The San Jose City Council needs to get a grip on its demeanor in public. They’ve been a bit out of control with some recent comments. I was surprised but not amazed to see the statements from City Hall revolving around the topic of public drunkenness and arrests by the San Jose Police Department in the Downtown area. Basically, several members were quoted saying they’re appalled at the number of arrests, and the disparity in the arrest rate of Hispanics, far out to proportion to their one-third share of the San Jose population.
It is not surprising that the Council is out of touch on certain issues. But the situation has become frightening to those trying to live or run small businesses in Central San Jose. It’s also bad for anyone trying to get a cop in Evergreen or Almaden—while police are stuck Downtown, dealing with clubs whose customers display obnoxious, and in many cases, dangerous behavior. Clubs that happen to be politically connected.

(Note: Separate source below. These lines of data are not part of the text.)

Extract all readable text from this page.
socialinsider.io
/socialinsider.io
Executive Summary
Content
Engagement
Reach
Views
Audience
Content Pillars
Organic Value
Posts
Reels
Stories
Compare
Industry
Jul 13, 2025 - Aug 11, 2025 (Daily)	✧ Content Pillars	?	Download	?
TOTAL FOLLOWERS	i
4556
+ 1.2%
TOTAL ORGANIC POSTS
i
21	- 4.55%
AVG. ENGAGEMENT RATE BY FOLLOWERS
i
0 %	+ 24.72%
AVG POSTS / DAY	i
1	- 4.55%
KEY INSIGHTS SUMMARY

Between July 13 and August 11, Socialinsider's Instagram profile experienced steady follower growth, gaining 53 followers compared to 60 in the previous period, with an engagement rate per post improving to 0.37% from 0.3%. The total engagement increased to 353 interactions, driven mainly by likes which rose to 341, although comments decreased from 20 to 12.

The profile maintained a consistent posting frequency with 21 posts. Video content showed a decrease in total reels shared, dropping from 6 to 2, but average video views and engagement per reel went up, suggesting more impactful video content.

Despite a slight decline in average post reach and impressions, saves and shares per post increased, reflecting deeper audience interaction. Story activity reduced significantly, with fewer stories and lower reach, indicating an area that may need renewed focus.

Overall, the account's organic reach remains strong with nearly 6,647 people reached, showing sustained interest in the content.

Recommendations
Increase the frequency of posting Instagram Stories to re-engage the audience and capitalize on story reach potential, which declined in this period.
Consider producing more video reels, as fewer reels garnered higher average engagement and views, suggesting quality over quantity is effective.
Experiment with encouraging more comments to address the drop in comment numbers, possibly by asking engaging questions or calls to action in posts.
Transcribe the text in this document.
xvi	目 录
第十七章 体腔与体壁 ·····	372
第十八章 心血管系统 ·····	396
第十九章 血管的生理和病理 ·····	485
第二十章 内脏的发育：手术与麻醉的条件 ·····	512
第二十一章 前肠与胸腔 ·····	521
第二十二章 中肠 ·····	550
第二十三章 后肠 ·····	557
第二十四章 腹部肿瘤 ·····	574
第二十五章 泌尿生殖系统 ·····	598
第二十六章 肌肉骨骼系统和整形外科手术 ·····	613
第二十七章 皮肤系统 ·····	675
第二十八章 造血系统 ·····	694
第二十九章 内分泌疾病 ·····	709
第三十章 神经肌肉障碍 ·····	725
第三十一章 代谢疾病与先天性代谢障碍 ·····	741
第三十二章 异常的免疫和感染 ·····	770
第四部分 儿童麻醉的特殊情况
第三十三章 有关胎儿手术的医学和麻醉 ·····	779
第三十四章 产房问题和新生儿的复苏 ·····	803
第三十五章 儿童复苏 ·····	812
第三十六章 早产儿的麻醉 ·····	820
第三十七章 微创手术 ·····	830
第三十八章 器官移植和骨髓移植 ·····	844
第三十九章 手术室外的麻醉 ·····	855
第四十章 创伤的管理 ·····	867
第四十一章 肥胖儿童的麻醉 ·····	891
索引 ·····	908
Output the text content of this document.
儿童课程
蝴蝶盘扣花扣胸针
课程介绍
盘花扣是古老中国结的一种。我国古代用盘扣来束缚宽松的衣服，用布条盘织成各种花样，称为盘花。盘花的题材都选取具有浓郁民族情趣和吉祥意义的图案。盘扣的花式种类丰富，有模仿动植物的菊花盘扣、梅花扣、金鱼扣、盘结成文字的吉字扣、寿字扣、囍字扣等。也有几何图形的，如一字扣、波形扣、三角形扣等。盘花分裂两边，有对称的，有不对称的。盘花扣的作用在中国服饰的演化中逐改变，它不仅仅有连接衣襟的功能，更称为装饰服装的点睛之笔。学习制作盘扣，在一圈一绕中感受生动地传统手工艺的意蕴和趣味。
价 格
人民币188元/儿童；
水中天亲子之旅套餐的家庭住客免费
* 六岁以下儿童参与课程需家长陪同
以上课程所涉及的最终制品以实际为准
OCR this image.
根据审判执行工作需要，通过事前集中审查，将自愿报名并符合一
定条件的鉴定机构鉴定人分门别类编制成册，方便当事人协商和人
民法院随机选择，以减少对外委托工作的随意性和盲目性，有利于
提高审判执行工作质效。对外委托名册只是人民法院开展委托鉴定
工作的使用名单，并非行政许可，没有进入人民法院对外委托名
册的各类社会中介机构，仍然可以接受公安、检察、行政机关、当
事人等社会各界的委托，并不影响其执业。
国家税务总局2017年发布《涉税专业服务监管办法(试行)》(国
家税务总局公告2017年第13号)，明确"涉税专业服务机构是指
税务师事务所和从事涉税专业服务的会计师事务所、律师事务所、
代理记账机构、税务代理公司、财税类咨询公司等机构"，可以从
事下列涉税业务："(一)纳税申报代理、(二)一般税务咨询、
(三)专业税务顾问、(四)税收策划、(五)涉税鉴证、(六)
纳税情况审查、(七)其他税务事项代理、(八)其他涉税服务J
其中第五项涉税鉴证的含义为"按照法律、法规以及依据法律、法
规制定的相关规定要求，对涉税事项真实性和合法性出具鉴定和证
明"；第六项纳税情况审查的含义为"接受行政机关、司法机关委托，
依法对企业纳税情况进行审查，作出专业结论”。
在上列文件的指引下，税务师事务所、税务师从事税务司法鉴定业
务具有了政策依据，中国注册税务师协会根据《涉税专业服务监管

Contrary to some opinion, this is not a battle between club patrons and future condo dwellers—that misses the point completely. It is a struggle being waged by those who to insist on legal, and even civil, behavior in our Downtown and our city.
It is now time to call things simply and truthfully. Hurt feelings and bad publicity are preferable to more deaths and dangerous activity. Although it is not what anyone wants to say about Downtown, here it is. There have been murders by gun, knife and SUV rage—drugs and alcohol are often involved. The club culture, nurtured by these few politically connected clubs and a bevy or lawyers, has allowed Downtown to become the center of much carnage and a magnet for trouble-makers from throughout the region. The police are overwhelmed and club bouncers act like it’s the Old West.
That’s the sad fact of it. There are a few more simple items to bring forward.
First, the clubs and other entertainment venues Downtown draw far more people of color than the city population (which may account for the racial imbalance shown in the arrest statistics) and a younger, mostly male crowd. Second, the concentration of clubs is at a saturation level (we would not allow 30 to 40 drive-in restaurants or gas stations to become so concentrated, and few people are shot at McDonald’s).
And third, we read the news stories of families slaughtered on the highways by drunk drivers, while in-between the lines of certain Council comments is a subliminal request for a “look the other way” policy by police. Apparently, certain Council members feel that at two o’clock in the morning, all those arrested are those who were planning to take Light Rail home. This is delusional and reflects the power of certain lobbyists, many holdovers and employees from the Gonzales regime, and their attorneys, enabled by a too-long complicit City Hall and a bunch of absentee landlords.
This absence of “sober” analysis, and the casual condemnation of the Police Department, is quite alarming, both for its naiveté and its support of a culture of public drunkenness, misbehavior, and outright crime. Just who is speaking for the neighbors of Central San Jose and those urban pioneers and long-term residents who now live Downtown?
Of course, police should treat all respectfully and equally, and policies should be reviewed (the Chief has conceded that clearly). But anyone familiar with the Downtown knows the club culture is out of control.
Several changes are needed. A cap of 200 or so, as recommended by the Police, on new clubs. A return to clubs paying their fair share to hire real cops, but paid into a central fund; neighborhoods should not subsidize these clubs. And the placement of cops on corners and walking a beat a la New York’s Times Square.
The Council should also crack down on the “grandfathering” of old clubs, and continue to monitor shady one-off promoters.
Most of all, these policies should reflect the goal of allowing young couples or any resident to use our Downtown with confidence and in safety. This is not the case now. Sadly, in San Jose now, farce is turning quickly into tragedy.